Trend: The Housing White Paper

Trend: Housing White Paper – Good things happen to those who wait…?


  • housing white paperThe Government’s Housing White Paper was finally published earlier this month. The consultation document that outlines the Government’s thinking on how to repair ‘the broken housing market’. However, the Housing White Paper has faced criticism by many housing experts. They claim the government is dithering rather than freeing the regulatory shackles to promote house building. One can empathise with those who wish for a more expedited process. After all, it is a supply side issue that desperately needs to be solved.

Key Points

  • house building new homes
    House building year-on-year

    There was a clear move away from previous pledges that focused solely on driving home ownership levels upwards. Housing of all tenures has a part to play with support for large-scale institutional investment in the Private Rented Sector (PRS). The UK enjoyed a house price inflationary environment for the past few years. A build-to-sell approach is now expected to be outweighed by a build-to-rent approach for many developers. Getting a strong operating partner is key to tapping into greater institutional PRS appetite.
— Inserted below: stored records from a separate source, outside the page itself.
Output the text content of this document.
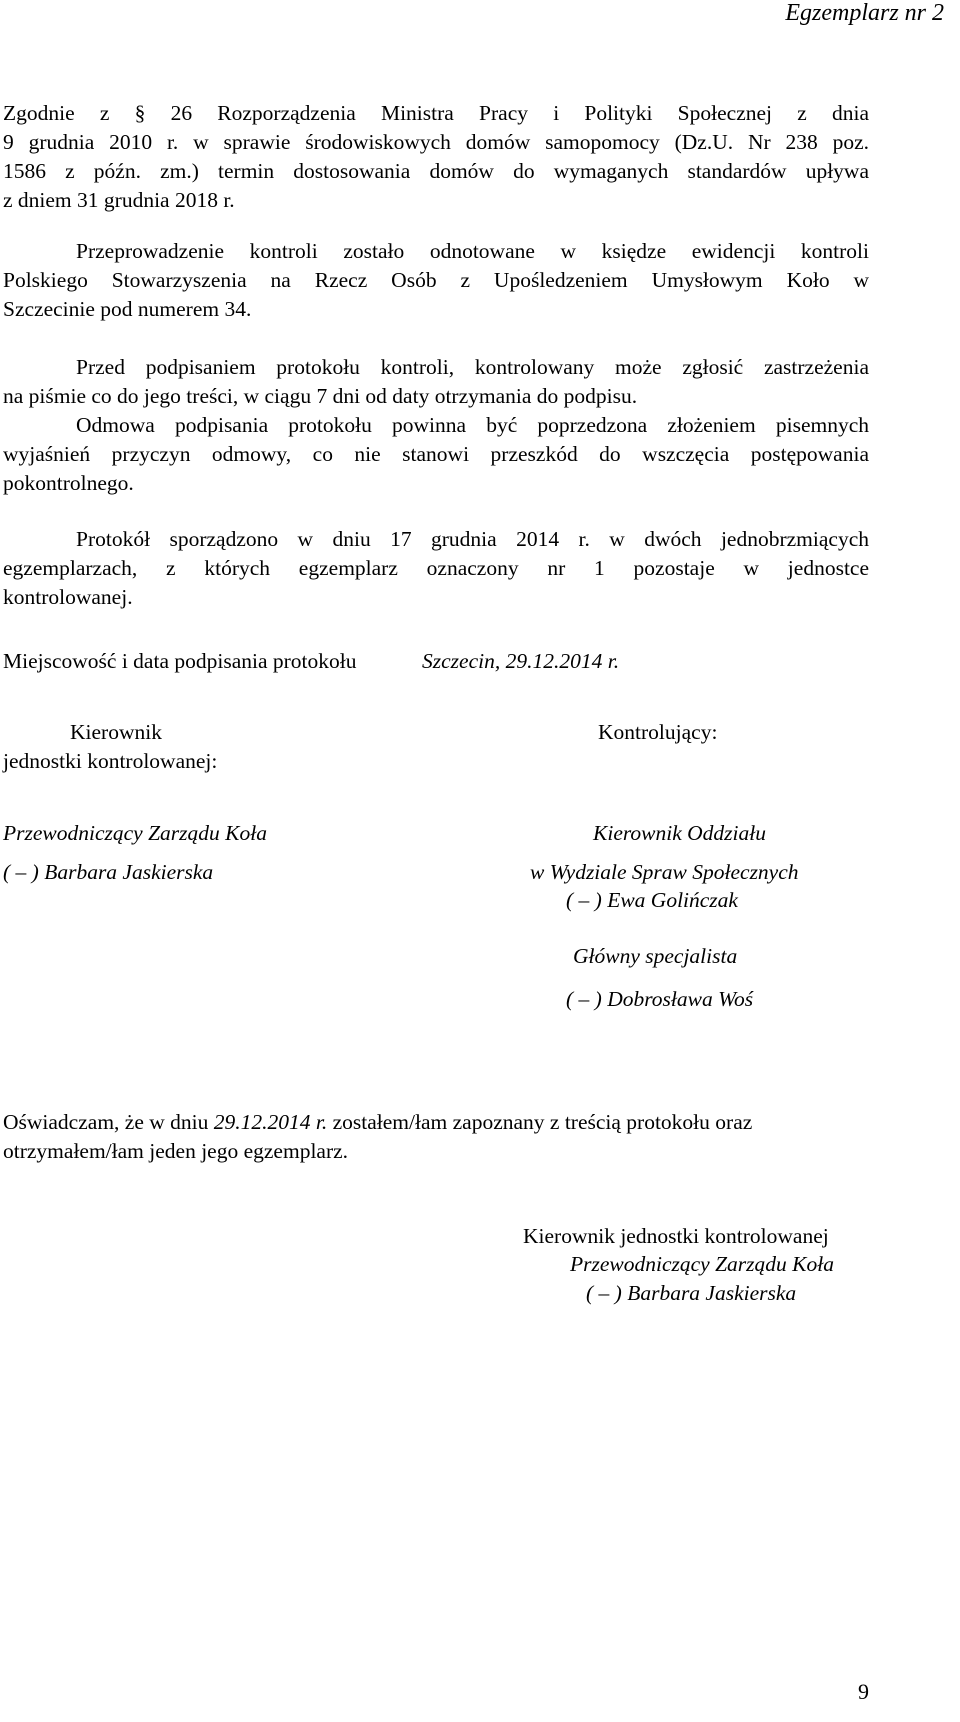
Egzemplarz nr 2
Zgodnie z § 26 Rozporządzenia Ministra Pracy i Polityki Społecznej z dnia
9 grudnia 2010 r. w sprawie środowiskowych domów samopomocy (Dz.U. Nr 238 poz.
1586 z późn. zm.) termin dostosowania domów do wymaganych standardów upływa
z dniem 31 grudnia 2018 r.
Przeprowadzenie kontroli zostało odnotowane w księdze ewidencji kontroli
Polskiego Stowarzyszenia na Rzecz Osób z Upośledzeniem Umysłowym Koło w
Szczecinie pod numerem 34.
Przed podpisaniem protokołu kontroli, kontrolowany może zgłosić zastrzeżenia
na piśmie co do jego treści, w ciągu 7 dni od daty otrzymania do podpisu.
Odmowa podpisania protokołu powinna być poprzedzona złożeniem pisemnych
wyjaśnień przyczyn odmowy, co nie stanowi przeszkód do wszczęcia postępowania
pokontrolnego.
Protokół sporządzono w dniu 17 grudnia 2014 r. w dwóch jednobrzmiących
egzemplarzach, z których egzemplarz oznaczony nr 1 pozostaje w jednostce
kontrolowanej.
Miejscowość i data podpisania protokołu	Szczecin, 29.12.2014 r.
Kierownik
jednostki kontrolowanej:
Kontrolujący:
Przewodniczący Zarządu Koła
( – ) Barbara Jaskierska
Kierownik Oddziału
w Wydziale Spraw Społecznych
( – ) Ewa Golińczak
Główny specjalista
( – ) Dobrosława Woś
Oświadczam, że w dniu 29.12.2014 r. zostałem/łam zapoznany z treścią protokołu oraz
otrzymałem/łam jeden jego egzemplarz.
Kierownik jednostki kontrolowanej
Przewodniczący Zarządu Koła
( – ) Barbara Jaskierska
9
  • The government had indicated several years ago that it was targeting 200,000 homes to be built per annum. The White Paper has now increased this target stating ‘225,000 to 275,000 or more homes per year are needed to keep up with population growth and start to tackle years of under-supply.’ Such targets need be combined with reductions in red tape around brownfield and greenfield sites. Did this occur?

    Other Points

  • Status quo was maintained with regards to the Greenbelt. Some anticipated increased scope for brownfield site use within the Greenbelt, particularly adjacent to existing communities or transport infrastructure.
  • There was no mention of stamp duty, which has increased for all home buyers over the last two decades and reflected in stamp duty receipts. HMRC reported that it had received nearly £2.4 billion in 4Q 2016. The 2016 policy imposing greater stamp duty via a 3% surcharge on 2nd+ home buyers has already had a marked effect on the housing market, particularly the higher priced homes brackets. Another key question has arisen as to whether buyers should pay or if sellers should now assume the stamp duty burden?
  • Finally, there was a U-turn on Starter Homes – the affordable housing scheme proposed by David Cameron in 2014. They will still go ahead as part of a wider measure to boost all forms of Affordable Housing.
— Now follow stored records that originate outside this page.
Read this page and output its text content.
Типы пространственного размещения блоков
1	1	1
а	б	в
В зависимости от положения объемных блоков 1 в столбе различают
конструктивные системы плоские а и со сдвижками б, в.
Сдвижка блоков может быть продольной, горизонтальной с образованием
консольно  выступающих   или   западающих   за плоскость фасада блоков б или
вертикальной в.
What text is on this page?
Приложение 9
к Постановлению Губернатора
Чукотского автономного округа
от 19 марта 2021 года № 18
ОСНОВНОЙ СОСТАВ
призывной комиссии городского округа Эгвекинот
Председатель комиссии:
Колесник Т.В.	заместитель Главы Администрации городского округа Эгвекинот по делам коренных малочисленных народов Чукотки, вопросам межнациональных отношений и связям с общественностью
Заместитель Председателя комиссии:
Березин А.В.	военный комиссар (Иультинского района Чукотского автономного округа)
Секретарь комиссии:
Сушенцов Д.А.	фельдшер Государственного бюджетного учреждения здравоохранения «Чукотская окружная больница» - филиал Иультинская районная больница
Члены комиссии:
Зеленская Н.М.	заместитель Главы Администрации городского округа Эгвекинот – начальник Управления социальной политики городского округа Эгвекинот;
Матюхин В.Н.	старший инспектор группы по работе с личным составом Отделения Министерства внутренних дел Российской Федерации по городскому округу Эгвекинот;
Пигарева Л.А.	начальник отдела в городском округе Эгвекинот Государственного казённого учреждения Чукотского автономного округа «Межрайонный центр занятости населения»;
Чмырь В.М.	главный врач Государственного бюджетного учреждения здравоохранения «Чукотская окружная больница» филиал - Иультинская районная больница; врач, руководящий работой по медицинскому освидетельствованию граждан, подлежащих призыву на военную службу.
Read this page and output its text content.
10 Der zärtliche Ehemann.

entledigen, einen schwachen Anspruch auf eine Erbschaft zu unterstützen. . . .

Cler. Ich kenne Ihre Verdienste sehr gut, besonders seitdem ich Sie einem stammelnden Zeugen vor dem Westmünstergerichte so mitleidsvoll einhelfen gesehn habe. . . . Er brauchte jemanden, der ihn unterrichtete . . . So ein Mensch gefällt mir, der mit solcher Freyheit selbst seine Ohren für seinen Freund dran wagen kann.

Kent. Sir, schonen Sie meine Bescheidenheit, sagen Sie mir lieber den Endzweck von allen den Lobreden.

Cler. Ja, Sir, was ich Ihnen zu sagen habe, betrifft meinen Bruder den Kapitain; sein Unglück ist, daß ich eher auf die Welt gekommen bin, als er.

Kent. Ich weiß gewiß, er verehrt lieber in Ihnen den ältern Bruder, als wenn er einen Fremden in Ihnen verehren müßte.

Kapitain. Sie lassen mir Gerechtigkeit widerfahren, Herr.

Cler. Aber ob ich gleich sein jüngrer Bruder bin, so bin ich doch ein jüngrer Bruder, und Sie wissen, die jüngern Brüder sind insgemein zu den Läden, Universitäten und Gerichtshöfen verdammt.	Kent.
No doubt, it is an ambitious, daunting and urgent project to correct the current severe and growing supply and demand imbalance. It is a much-needed focus given the challenges faced by many prospective home-buyers that have inherited strong home ownership ideals. They have been simply out priced. However, time will tell whether the suggestions provided are the answers to fix the supply-side in the overwhelming supply and demand imbalance. Taking too much time may not be the answer and politically-driven digs at key players, such as buy-to-let investors and developers, within the property sector is counter-productive. Working with both established and new entrant developers and property investors should be the focus to help boost housing supply.